By default, sdf branch automatically prefixes branch names with the stack ID and a separator. For example, in a stack called users-feature:
sdf branch db-schema
# creates: users-feature/db-schemaThis keeps branches organized and namespaced to their stack. The behavior is configurable:
| Key | Default | Description |
|---|---|---|
branch_prefix.enabled |
true |
Whether to auto-prefix branch names |
branch_prefix.scope |
(stack ID) | Scope used as branch prefix and conventional commit scope (empty = use stack ID) |
branch_prefix.separator |
/ |
Character between prefix and branch name |
# Disable prefix enforcement for this repo
sdf config set branch_prefix.enabled false
# Use a custom prefix instead of stack ID
sdf config set branch_prefix.scope feat
# Change separator (e.g. feat-db-schema instead of feat/db-schema)

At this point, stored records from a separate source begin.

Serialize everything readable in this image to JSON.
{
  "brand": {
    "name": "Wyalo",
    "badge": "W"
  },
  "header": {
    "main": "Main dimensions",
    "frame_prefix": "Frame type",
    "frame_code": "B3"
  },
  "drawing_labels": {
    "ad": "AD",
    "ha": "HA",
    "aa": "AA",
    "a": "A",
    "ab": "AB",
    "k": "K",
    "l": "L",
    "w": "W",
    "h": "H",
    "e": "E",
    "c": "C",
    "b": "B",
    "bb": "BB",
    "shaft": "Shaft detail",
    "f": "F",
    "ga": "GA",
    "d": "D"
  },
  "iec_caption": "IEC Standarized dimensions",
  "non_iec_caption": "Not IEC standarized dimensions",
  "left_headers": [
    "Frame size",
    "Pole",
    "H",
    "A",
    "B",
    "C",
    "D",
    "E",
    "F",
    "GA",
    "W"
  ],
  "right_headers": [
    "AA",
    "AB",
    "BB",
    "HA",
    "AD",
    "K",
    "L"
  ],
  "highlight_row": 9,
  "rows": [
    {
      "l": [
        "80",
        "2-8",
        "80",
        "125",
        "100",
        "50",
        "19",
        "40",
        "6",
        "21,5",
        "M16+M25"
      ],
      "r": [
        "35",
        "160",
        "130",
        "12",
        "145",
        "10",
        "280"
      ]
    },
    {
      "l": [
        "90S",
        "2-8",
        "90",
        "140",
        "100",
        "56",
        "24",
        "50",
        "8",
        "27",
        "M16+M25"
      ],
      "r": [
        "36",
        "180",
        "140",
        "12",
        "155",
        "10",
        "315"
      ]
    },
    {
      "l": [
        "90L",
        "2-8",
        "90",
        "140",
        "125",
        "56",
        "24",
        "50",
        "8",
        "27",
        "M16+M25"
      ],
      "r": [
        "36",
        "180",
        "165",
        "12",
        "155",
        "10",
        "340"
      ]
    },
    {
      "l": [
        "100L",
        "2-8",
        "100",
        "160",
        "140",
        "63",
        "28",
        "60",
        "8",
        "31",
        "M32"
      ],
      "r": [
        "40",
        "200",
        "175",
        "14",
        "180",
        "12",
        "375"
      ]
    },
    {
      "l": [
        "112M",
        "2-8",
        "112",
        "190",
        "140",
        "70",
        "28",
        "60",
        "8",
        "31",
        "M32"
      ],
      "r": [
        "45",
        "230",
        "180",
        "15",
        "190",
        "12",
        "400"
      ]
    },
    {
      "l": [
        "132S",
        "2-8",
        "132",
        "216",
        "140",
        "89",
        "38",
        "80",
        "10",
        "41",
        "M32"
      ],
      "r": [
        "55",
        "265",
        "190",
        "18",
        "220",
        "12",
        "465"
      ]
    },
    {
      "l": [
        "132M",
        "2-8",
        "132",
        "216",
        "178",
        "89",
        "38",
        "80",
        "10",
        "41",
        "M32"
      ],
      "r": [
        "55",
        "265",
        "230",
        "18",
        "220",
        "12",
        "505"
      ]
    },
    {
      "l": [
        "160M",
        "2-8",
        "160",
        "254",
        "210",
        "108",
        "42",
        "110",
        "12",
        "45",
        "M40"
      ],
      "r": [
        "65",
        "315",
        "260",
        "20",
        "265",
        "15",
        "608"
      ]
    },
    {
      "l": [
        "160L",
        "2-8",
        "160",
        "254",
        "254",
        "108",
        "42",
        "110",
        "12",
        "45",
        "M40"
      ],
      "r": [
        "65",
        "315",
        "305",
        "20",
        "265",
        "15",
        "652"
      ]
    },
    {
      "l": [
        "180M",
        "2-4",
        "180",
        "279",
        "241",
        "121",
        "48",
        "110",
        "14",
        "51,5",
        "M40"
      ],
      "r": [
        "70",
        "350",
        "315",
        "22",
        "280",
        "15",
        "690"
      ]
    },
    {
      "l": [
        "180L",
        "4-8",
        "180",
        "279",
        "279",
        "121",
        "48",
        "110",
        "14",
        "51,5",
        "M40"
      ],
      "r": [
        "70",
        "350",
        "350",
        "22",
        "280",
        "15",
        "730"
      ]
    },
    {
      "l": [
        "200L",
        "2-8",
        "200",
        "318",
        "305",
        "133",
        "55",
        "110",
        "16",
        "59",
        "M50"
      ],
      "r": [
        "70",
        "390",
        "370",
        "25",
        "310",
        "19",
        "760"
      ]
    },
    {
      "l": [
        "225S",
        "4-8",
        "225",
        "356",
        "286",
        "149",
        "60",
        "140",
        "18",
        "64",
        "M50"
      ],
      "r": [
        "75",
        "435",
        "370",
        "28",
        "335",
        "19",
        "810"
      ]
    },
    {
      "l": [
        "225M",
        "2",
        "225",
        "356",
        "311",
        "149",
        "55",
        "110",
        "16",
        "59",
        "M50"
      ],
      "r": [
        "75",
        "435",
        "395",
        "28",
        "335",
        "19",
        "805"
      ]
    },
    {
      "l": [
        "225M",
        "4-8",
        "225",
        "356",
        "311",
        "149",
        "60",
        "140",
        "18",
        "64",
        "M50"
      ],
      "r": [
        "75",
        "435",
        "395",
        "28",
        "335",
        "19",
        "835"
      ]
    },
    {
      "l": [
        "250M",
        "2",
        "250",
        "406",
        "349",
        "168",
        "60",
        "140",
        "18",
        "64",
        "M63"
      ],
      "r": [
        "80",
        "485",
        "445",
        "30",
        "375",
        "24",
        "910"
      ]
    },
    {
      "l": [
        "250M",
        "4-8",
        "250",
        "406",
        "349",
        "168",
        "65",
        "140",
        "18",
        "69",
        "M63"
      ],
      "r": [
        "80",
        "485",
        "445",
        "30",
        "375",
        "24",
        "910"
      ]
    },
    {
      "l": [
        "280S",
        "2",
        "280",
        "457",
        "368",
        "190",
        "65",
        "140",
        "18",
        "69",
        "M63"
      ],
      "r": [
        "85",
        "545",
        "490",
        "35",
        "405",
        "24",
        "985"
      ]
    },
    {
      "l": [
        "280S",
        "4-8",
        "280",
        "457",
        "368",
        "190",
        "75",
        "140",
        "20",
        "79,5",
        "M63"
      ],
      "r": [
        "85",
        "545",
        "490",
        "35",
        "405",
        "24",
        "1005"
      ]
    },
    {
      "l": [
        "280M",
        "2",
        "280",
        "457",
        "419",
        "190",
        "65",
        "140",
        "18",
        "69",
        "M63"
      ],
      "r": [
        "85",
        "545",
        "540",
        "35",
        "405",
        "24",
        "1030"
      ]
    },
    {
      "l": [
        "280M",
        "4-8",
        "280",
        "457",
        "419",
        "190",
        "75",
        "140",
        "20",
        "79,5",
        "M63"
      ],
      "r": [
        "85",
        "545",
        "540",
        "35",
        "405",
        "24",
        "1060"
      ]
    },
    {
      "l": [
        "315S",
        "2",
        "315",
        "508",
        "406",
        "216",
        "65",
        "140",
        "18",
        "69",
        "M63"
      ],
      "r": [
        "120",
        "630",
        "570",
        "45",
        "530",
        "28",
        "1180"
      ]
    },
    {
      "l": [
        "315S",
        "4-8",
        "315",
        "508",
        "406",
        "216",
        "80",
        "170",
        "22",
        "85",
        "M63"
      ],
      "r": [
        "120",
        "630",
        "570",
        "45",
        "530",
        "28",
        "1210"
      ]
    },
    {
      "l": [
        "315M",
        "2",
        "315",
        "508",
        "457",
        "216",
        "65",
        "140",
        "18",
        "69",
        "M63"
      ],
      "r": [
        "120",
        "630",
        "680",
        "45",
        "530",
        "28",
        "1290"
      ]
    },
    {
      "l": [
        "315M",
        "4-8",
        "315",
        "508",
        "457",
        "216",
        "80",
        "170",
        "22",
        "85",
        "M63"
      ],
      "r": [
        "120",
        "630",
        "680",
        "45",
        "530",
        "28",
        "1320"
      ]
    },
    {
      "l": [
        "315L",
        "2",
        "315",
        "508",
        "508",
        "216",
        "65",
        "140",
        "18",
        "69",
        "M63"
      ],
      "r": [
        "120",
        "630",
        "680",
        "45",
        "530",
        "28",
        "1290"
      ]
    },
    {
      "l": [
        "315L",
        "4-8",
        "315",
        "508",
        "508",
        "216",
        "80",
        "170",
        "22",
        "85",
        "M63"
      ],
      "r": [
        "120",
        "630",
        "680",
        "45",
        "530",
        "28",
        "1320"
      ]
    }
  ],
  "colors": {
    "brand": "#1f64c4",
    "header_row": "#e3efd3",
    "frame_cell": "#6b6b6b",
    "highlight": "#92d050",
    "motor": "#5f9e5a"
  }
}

sdf config set branch_prefix.separator -
# Set a global default
sdf config set --global branch_prefix.separator -
# Skip prefix for a single branch
sdf branch --no-prefix my-branchUse sdf config show to see the effective (merged) configuration and the file paths being used.
.sdf/
config.json # repo-level configuration
stacks/
users-feature.json # stack topology, PR numbers, sync state
auth-feature.json # a second independent stack
local.json # ephemeral state
The entire .sdf/ directory is local-only — it is listed in .gitignore and is never pushed to the remote. Each developer's machine maintains its own copy of the stack metadata. PR descriptions on GitHub serve as the shared source of truth for stack structure, and sdf fetch can reconstruct local state from the PR graph at any time.